Last week, the president of the Royal College of Paediatrics and Child Health, Professor Russell Viner, said the number of cases across the country stood between ’75 and 100?, and said the evidence pointed to the syndrome being the body’s delayed overreaction to the virus.
He said numbers were now declining along with overall COVID-19 infection levels, and reiterated that the complication was very rare.
The youngest victim of the disease in the country is believed to have been eight-month-old Alexander Parsons, who died in hospital in Plymouth.
As the News reported last week, Evelina Children’s Hospital recorded its first death from the illness, a fourteen-year-old who spent six days in intensive care.
More than 40 seriously ill children have been admitted to Evelina for treatment since March, with the majority responding well to treatment.
The illness has the hallmarks of the rare Kawasaki disease and toxic shock syndrome; with symptoms including fever, conjunctivitis, diarrhoea, abdominal pain, rashes, headaches and vomiting.
Some have tested positive for COVID-19 but others have not.

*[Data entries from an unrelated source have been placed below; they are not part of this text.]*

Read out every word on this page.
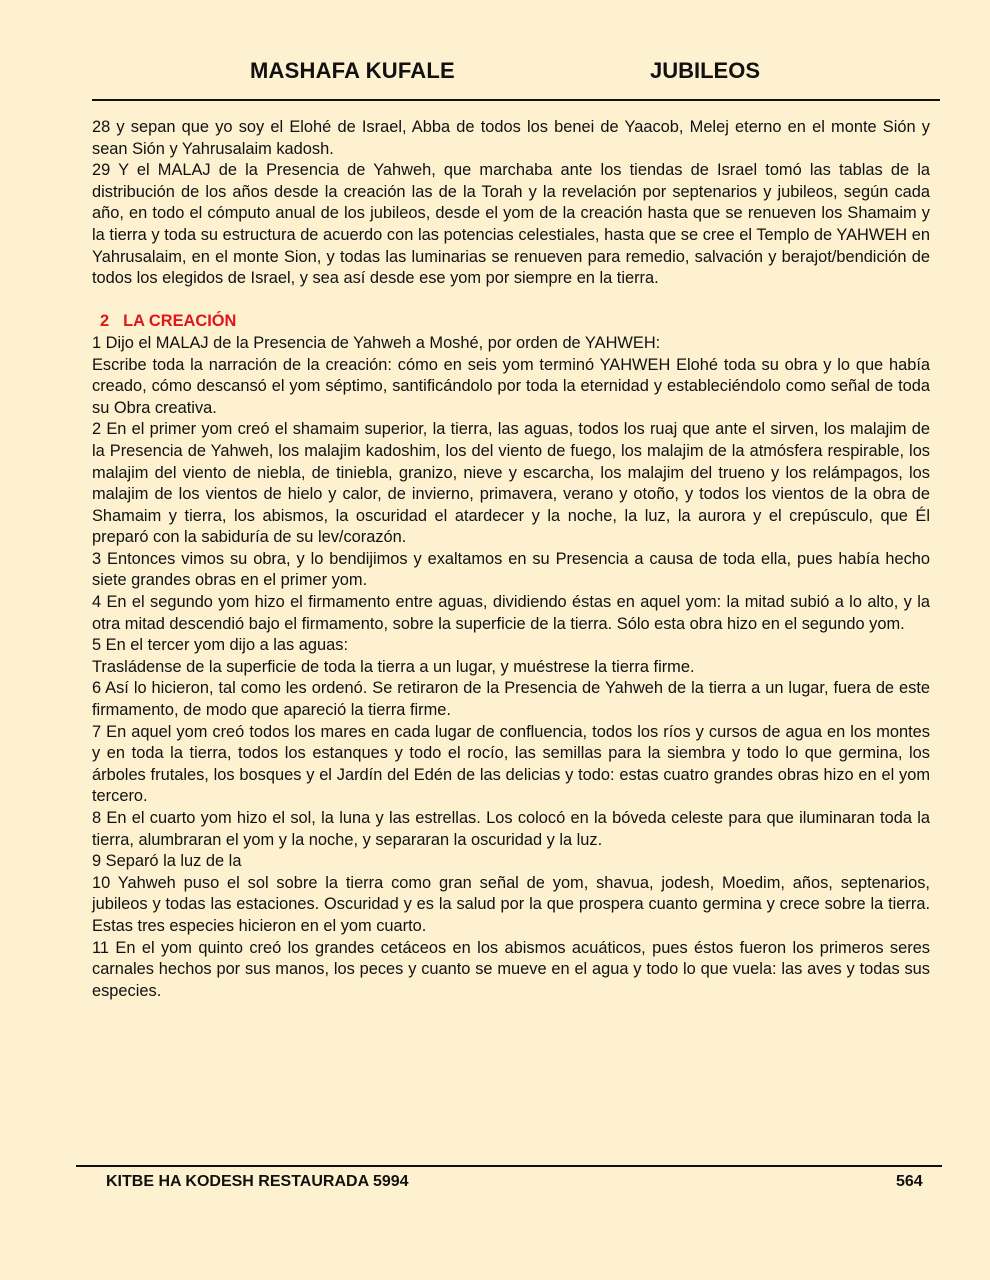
MASHAFA KUFALE	JUBILEOS

28 y sepan que yo soy el Elohé de Israel, Abba de todos los benei de Yaacob, Melej eterno en el monte Sión y sean Sión y Yahrusalaim kadosh.

29 Y el MALAJ de la Presencia de Yahweh, que marchaba ante los tiendas de Israel tomó las tablas de la distribución de los años desde la creación las de la Torah y la revelación por septenarios y jubileos, según cada año, en todo el cómputo anual de los jubileos, desde el yom de la creación hasta que se renueven los Shamaim y la tierra y toda su estructura de acuerdo con las potencias celestiales, hasta que se cree el Templo de YAHWEH en Yahrusalaim, en el monte Sion, y todas las luminarias se renueven para remedio, salvación y berajot/bendición de todos los elegidos de Israel, y sea así desde ese yom por siempre en la tierra.

2 LA CREACIÓN

1 Dijo el MALAJ de la Presencia de Yahweh a Moshé, por orden de YAHWEH:

Escribe toda la narración de la creación: cómo en seis yom terminó YAHWEH Elohé toda su obra y lo que había creado, cómo descansó el yom séptimo, santificándolo por toda la eternidad y estableciéndolo como señal de toda su Obra creativa.

2 En el primer yom creó el shamaim superior, la tierra, las aguas, todos los ruaj que ante el sirven, los malajim de la Presencia de Yahweh, los malajim kadoshim, los del viento de fuego, los malajim de la atmósfera respirable, los malajim del viento de niebla, de tiniebla, granizo, nieve y escarcha, los malajim del trueno y los relámpagos, los malajim de los vientos de hielo y calor, de invierno, primavera, verano y otoño, y todos los vientos de la obra de Shamaim y tierra, los abismos, la oscuridad el atardecer y la noche, la luz, la aurora y el crepúsculo, que Él preparó con la sabiduría de su lev/corazón.

3 Entonces vimos su obra, y lo bendijimos y exaltamos en su Presencia a causa de toda ella, pues había hecho siete grandes obras en el primer yom.

4 En el segundo yom hizo el firmamento entre aguas, dividiendo éstas en aquel yom: la mitad subió a lo alto, y la otra mitad descendió bajo el firmamento, sobre la superficie de la tierra. Sólo esta obra hizo en el segundo yom.

5 En el tercer yom dijo a las aguas:

Trasládense de la superficie de toda la tierra a un lugar, y muéstrese la tierra firme.

6 Así lo hicieron, tal como les ordenó. Se retiraron de la Presencia de Yahweh de la tierra a un lugar, fuera de este firmamento, de modo que apareció la tierra firme.

7 En aquel yom creó todos los mares en cada lugar de confluencia, todos los ríos y cursos de agua en los montes y en toda la tierra, todos los estanques y todo el rocío, las semillas para la siembra y todo lo que germina, los árboles frutales, los bosques y el Jardín del Edén de las delicias y todo: estas cuatro grandes obras hizo en el yom tercero.

8 En el cuarto yom hizo el sol, la luna y las estrellas. Los colocó en la bóveda celeste para que iluminaran toda la tierra, alumbraran el yom y la noche, y separaran la oscuridad y la luz.

9 Separó la luz de la

10 Yahweh puso el sol sobre la tierra como gran señal de yom, shavua, jodesh, Moedim, años, septenarios, jubileos y todas las estaciones. Oscuridad y es la salud por la que prospera cuanto germina y crece sobre la tierra. Estas tres especies hicieron en el yom cuarto.

11 En el yom quinto creó los grandes cetáceos en los abismos acuáticos, pues éstos fueron los primeros seres carnales hechos por sus manos, los peces y cuanto se mueve en el agua y todo lo que vuela: las aves y todas sus especies.

KITBE HA KODESH RESTAURADA 5994	564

All were previously fit and well before becoming ill.
A hospital in Bergamo, Italy, was one of the first to notice a rise in cases – reporting a thirty-fold increase in children presenting with this type of inflammatory syndrome.
There are believed to have been under 300 cases in Europe but in New York, which has been badly hit by Coronavirus, 100 children have been diagnosed.
Researchers from hospitals across the UK say they have now established a link with COVID-19, saying the symptoms come on weeks after infection – meaning they could test negative for the virus but have successfully fended it off in the past.